I didn’t like the idea of transferring a huge amount of data across the internet (to and from an IMAP server), but I also noticed a mention of a local IMAP email server called hMailServer
hMailServer its easy to install and configure even though setting up a server is quite daunting.
But since I’m likely to do this sort of thing quite a lot, I decided to spend the time learning how to do it (and share it with you).
The biggest problem with this is that you must be sure that both email clients are IMAP capable (some are not), and that both email clients are on the PC at the same time.
Normally, I will disable the POP3 (or IMAP) settings on the “old” email client by just changing the POP3 and SMTP server names from something like mail.isp.com to: mail.isp.comm
This means only 1 email client is actually receiving live mail.
After that, its a case of setting up the local IMAP server (hMailServer), then adding a new “local” IMAP account to both email clients, then transferring the emails/folders, and then remove the temporary IMAP accounts, and uninstall hMailServer.
I found that its actually easier than spending hours scouring the net, looking for the “right” tool to transfer between 2 different email programs.
So: download hMailServer, install it on the PC where you will be transferring emails (use the default settings), then:
When asked for a server password, just enter something simple (I use: 12345)
At the end of the installation, run the administrator tool to setup the server settings:
Hit the connect button to connect to “localhost”:
From the “welcome” section, click “Add domain”:
Enter any domain name (it doesn’t matter, so I pick: local.com), then I click Save:
Then go down to domains -> local.com -> Accounts, and click Add:
Create a user, give it a password, and click save (I called it “user”):
Initially, I had some problems connecting until I realised I made a few mistakes typing the password, and the server locked the account. So it doesn’t happen again, I disabled the “auto-ban” feature & click save:
Now leave the hMailServer admin panel (leave it running in the background if you like, or close it… it won’t matter).
Now we can setup the email client to connect to the new server. In this case I’m using thunderbird, but its a similar process with other email clients. Tools -> Account settings -> account actions -> add mail account:
Enter the details for the server (remember, the password is the one you created for the user account, NOT the one for the server admin)
Thunderbird then goes and tries to find this fake server, so I quickly have to hit the manual config button to stop the auto-config:
Now I can enter the correct details for the server. Notice the server hostname is 127.0.0.1 (ie it will only look at the local PC). Hit re-test, and it will find the correct settings for the local server:
Now you can click the “Done” button:
You might get a scary-looking warning. Don’t worry, unless you doing this at an internet cafe, or via some other public internet connection (eg McDonalds):
Hey, look, thunderbird now has an extra “email@example.com” account. You can now copy all your folders and emails from your standard email account to the local.com account… and its a LOT faster than using an internet IMAP server.

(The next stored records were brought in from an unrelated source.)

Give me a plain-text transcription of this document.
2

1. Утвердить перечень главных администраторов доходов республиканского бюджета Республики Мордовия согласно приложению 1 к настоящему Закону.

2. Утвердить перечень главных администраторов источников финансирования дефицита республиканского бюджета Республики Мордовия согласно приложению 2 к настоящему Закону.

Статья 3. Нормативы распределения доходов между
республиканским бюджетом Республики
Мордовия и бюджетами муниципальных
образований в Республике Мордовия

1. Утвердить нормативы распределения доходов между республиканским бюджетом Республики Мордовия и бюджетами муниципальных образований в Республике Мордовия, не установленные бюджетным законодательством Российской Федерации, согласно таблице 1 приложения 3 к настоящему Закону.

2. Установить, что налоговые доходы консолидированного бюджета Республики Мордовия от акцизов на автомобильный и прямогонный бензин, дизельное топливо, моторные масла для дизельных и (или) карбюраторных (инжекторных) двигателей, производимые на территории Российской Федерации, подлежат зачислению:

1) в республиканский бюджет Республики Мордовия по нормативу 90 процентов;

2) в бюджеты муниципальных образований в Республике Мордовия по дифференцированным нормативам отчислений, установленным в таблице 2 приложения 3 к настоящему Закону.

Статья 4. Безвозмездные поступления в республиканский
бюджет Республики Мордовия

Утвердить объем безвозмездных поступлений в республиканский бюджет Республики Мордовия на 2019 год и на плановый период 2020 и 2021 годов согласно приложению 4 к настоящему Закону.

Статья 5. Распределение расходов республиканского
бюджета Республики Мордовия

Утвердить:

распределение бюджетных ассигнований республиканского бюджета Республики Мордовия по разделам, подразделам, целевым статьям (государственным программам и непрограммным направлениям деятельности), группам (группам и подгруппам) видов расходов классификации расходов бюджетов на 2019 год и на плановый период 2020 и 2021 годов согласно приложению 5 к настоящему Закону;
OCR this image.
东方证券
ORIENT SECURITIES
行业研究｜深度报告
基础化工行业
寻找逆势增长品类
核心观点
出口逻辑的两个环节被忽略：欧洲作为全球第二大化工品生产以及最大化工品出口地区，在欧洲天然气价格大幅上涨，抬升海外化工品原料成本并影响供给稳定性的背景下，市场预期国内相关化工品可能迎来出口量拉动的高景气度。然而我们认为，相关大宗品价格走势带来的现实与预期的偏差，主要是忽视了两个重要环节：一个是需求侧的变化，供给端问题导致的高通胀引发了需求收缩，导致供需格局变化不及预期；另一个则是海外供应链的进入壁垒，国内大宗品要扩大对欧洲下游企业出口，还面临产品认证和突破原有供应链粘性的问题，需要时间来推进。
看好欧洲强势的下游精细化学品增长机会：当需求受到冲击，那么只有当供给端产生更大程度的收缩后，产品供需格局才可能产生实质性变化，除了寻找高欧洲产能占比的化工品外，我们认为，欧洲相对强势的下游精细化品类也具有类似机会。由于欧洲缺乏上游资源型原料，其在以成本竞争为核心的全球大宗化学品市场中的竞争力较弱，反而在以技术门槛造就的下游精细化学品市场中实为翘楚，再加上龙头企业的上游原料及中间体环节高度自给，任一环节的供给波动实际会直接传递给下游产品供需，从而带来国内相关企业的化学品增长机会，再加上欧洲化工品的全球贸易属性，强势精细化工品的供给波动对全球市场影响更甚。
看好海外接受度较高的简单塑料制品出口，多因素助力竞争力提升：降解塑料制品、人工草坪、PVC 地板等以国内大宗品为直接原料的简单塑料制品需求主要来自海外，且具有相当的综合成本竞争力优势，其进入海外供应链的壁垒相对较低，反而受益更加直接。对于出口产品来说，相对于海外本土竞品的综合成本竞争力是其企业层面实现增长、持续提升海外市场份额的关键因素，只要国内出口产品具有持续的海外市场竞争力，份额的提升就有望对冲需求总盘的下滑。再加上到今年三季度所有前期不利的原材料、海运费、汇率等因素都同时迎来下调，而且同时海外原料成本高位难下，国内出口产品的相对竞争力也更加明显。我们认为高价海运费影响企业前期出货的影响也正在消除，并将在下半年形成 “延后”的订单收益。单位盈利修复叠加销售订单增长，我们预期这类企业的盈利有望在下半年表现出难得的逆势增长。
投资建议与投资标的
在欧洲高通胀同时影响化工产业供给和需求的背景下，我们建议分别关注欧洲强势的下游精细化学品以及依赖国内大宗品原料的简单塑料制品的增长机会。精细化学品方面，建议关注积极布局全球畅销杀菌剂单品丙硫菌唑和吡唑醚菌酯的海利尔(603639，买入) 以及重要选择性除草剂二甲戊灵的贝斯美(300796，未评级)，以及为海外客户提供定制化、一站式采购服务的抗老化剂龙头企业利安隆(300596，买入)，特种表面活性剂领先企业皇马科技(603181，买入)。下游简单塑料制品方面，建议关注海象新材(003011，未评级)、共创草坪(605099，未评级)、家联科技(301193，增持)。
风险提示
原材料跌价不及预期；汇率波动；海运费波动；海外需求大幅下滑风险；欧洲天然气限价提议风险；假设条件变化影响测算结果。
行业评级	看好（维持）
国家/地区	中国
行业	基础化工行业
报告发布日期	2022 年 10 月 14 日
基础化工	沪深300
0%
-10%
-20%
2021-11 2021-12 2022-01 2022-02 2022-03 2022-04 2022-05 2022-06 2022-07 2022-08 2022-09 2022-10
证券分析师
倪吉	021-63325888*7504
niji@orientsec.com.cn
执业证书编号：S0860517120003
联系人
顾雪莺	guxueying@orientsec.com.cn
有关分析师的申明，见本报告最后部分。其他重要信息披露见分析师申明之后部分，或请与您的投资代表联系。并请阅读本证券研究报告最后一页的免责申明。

Once you finish copying the emails, setup a similar account on your new email client (eg Microsoft Outlook), and then copy the emails from the local.com account to the new (presumably empty) email account.
Once the copy is complete, you can remove the local.com accounts from both email clients… restart them and double-check that you actually did copy the old emails correctly.
You can then uninstall hMailServer… but to be safe, I’d wait a week or two.